Os BRICS reúnem algumas das ditaduras mais repressivas do planeta e preparam-se para adicionar mais algumas, não se percebendo como pretendem construir um mundo mais justo, quando internamente são profundamente injustas e externamente semeiam injustiças, como a Rússia na Ucrânia ou a China, porventura num futuro não longínquo, em Taiwan.
Por outro lado, é um grupo desconexo de Estados, com interesses diversos e até conflituantes – excepto no seu ódio visceral ao Ocidente e em particular aos Estados Unidos e aos valores que representam, no fundo, o único factor que os une – e pouco propensos à cooperação, pelo que não se espera que estimulem a solidariedade.
Ao afastar-se do Ocidente, Lula revela, além do mais, uma total contradição nas políticas externa e interna do seu governo. Se externamente namora ditaduras, internamente proclama os valores de liberdade, tolerância e de consciência ambiental característicos das democracias. Como pode Lula defender a democracia e o pluralismo ao mesmo tempo que corteja a Rússia, a China, o Irão ou a Arábia Saudita?

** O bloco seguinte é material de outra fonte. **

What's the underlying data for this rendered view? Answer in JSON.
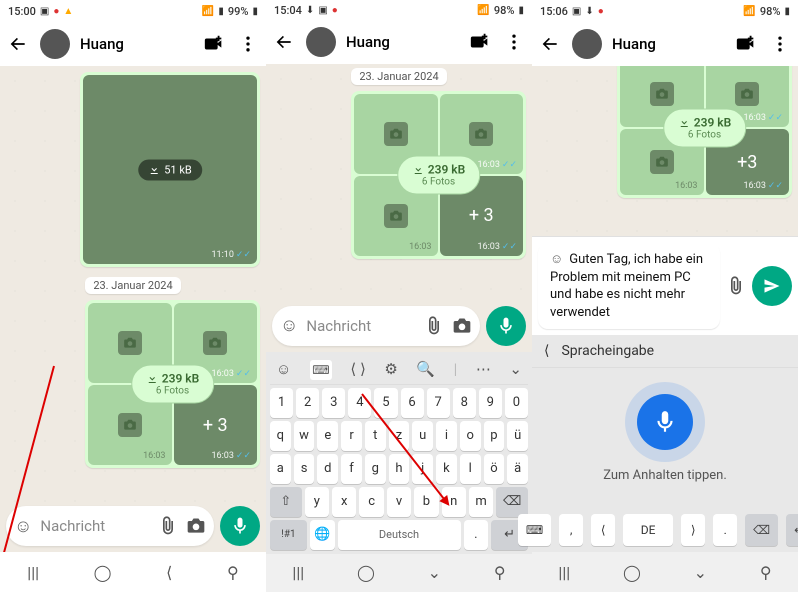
{
  "screen1": {
    "status": {
      "time": "15:00",
      "battery": "99%"
    },
    "contact_name": "Huang",
    "big_image": {
      "size": "51 kB",
      "time": "11:10"
    },
    "date_chip": "23. Januar 2024",
    "grid": {
      "size": "239 kB",
      "count": "6 Fotos",
      "more": "+ 3",
      "t1": "16:03",
      "t2": "16:03",
      "t3": "16:03"
    },
    "input_placeholder": "Nachricht"
  },
  "screen2": {
    "status": {
      "time": "15:04",
      "battery": "98%"
    },
    "contact_name": "Huang",
    "date_chip": "23. Januar 2024",
    "grid": {
      "size": "239 kB",
      "count": "6 Fotos",
      "more": "+ 3",
      "t1": "16:03",
      "t2": "16:03",
      "t3": "16:03"
    },
    "input_placeholder": "Nachricht",
    "keyboard": {
      "row_num": [
        "1",
        "2",
        "3",
        "4",
        "5",
        "6",
        "7",
        "8",
        "9",
        "0"
      ],
      "row1": [
        "q",
        "w",
        "e",
        "r",
        "t",
        "z",
        "u",
        "i",
        "o",
        "p",
        "ü"
      ],
      "row2": [
        "a",
        "s",
        "d",
        "f",
        "g",
        "h",
        "j",
        "k",
        "l",
        "ö",
        "ä"
      ],
      "row3_mid": [
        "y",
        "x",
        "c",
        "v",
        "b",
        "n",
        "m"
      ],
      "bottom": {
        "sym": "!#1",
        "space": "Deutsch",
        "dot": "."
      }
    }
  },
  "screen3": {
    "status": {
      "time": "15:06",
      "battery": "98%"
    },
    "contact_name": "Huang",
    "grid": {
      "size": "239 kB",
      "count": "6 Fotos",
      "more": "+3",
      "t1": "16:03",
      "t2": "16:03",
      "t3": "16:03"
    },
    "text_msg": "Guten Tag, ich habe ein Problem mit meinem PC und habe es nicht mehr verwendet",
    "voice": {
      "title": "Spracheingabe",
      "hint": "Zum Anhalten tippen.",
      "lang_short": "DE"
    }
  }
}
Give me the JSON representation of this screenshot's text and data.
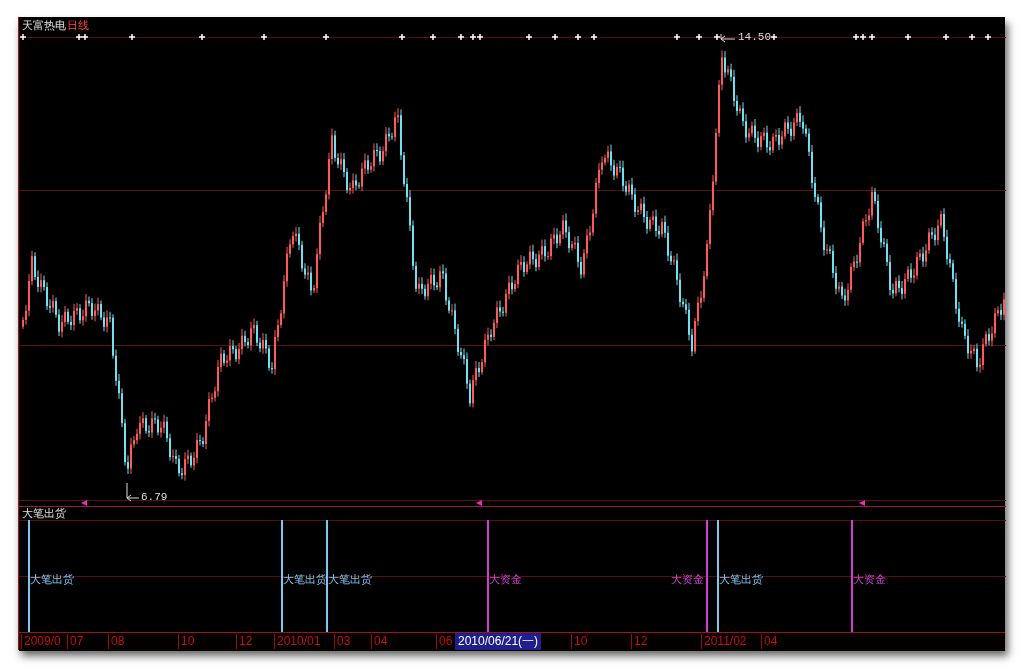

Mais. Como pode apelar à tolerância e ao respeito pelas minorias quando se senta à mesa com países que perseguem os seus cidadãos por motivos religiosos, de orientação sexual ou étnicos? Como pode defender a Amazónia e, ao mesmo tempo, trocar abraços com os representantes de alguns dos maiores poluidores do planeta e que pouco caso fazem do assunto?
Somente com o penhor da sua credibilidade e coerência, que aparentemente se dispõe a desbaratar, num bric-à-brac político, confuso e contraditório, que faz de si um sério candidato a populista, pois a falta de credibilidade e de coerência são dois traços característicos dos políticos desse calibre. Se a maior virtude de Lula era a de não ser Bolsonaro, corre sérios riscos de acabar na mesma categoria deste.
O Brasil, abençoado por Deus como diz a canção, merecia melhor sorte. A “terra prometida”, como lhe chamava o marquês de Bombelles, embaixador de França na corte de D. Maria I, parece fatalmente condenada ao mau governo.
O autor escreve de acordo com a antiga ortografia.